Anyway, this is getting a little off-track; my original intent was to discuss the topic at hand, which is attack rating and defense ratings. Again, I think this is extremely lopsided on the Matrix side, as evidenced above.

Oh, sorry, no, not like that. I mean: she would throw out Data Spikes against commlinks or other low-DR targets to earn cheap Edge, then use that Edge for a physical Anticipate attack with dual-wield SMGs. Mixing Edge gain and use across "worlds" (ie. meat / matrix / magic) makes very little narrative sense that I can see, but it's legal, so ¯\_(ツ)_/¯
Aha, I see. Yeah, interesting. I could see that being problematic; I ran through a couple of sample hacks with my sample decker character, and yeah, building up edge seems to be pretty easy when you're going up against straight up devices.

I feel like this is one failing of the Matrix rules and flavour text; while the mechanics are available for personas and hosts to protect devices, there aren't really any guidelines or examples of how most devices will be running. Assuming most people walk around without dedicated persona or host protection, they will be positively trivial to hack for a dedicated decker/technomancer.

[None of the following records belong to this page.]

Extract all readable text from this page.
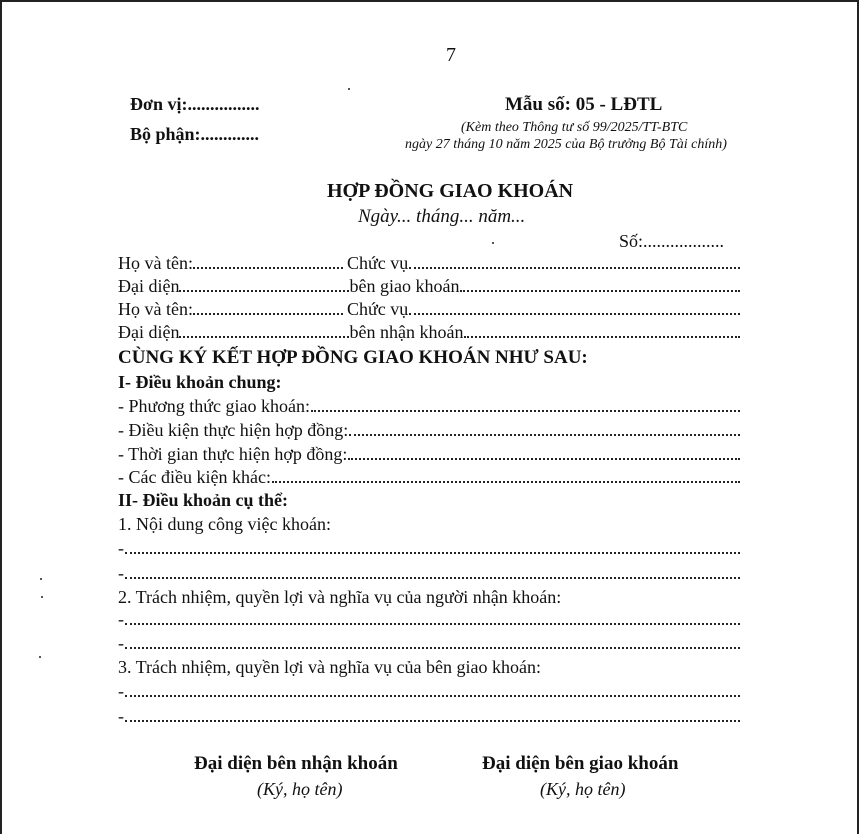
7
Đơn vị:................
Bộ phận:.............
Mẫu số: 05 - LĐTL
(Kèm theo Thông tư số 99/2025/TT-BTC
ngày 27 tháng 10 năm 2025 của Bộ trưởng Bộ Tài chính)
HỢP ĐỒNG GIAO KHOÁN
Ngày... tháng... năm...
Số:..................
Họ và tên:	Chức vụ
Đại diện	bên giao khoán
Họ và tên:	Chức vụ
Đại diện	bên nhận khoán
CÙNG KÝ KẾT HỢP ĐỒNG GIAO KHOÁN NHƯ SAU:
I- Điều khoản chung:
- Phương thức giao khoán:
- Điều kiện thực hiện hợp đồng:
- Thời gian thực hiện hợp đồng:
- Các điều kiện khác:
II- Điều khoản cụ thể:
1. Nội dung công việc khoán:
-
-
2. Trách nhiệm, quyền lợi và nghĩa vụ của người nhận khoán:
-
-
3. Trách nhiệm, quyền lợi và nghĩa vụ của bên giao khoán:
-
-
Đại diện bên nhận khoán
(Ký, họ tên)
Đại diện bên giao khoán
(Ký, họ tên)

Since the defense ratings of unprotected devices are so low, it becomes similarly trivial for deckers to build up large Edge pools. Not a bad idea, since a bad roll can quickly make a hack go sideways and having plenty of edge to spend is more in line with the design goal of SR6, it seems that the different aspects of the game (social encounters, magic, matrix, rigging, combat) are balanced very differently where edge gain is concerned.
« Last Edit: <10-09-19/0956:23> by ZeroSum »

Michael Chandra

  • *
  • Catalyst Demo Team
  • Prime Runner
  • ***
  • Posts: 9944
  • Question-slicing ninja
« Reply #44 on: <10-09-19/0947:23> »
That's not RAW, though. While it might be fine to houserule that, RAW specifically states Spirits do not gain Edge. So I'll stick to that in this context.
We've had a debate on Edge for non-Spirits, and while general consensus is 'seems fair for them to gain Edge due to game balance purposes', the bigger question is 'how do they use it'. I advocate 'spend at once'.
How am I not part of the forum?? O_O I am both active and angry!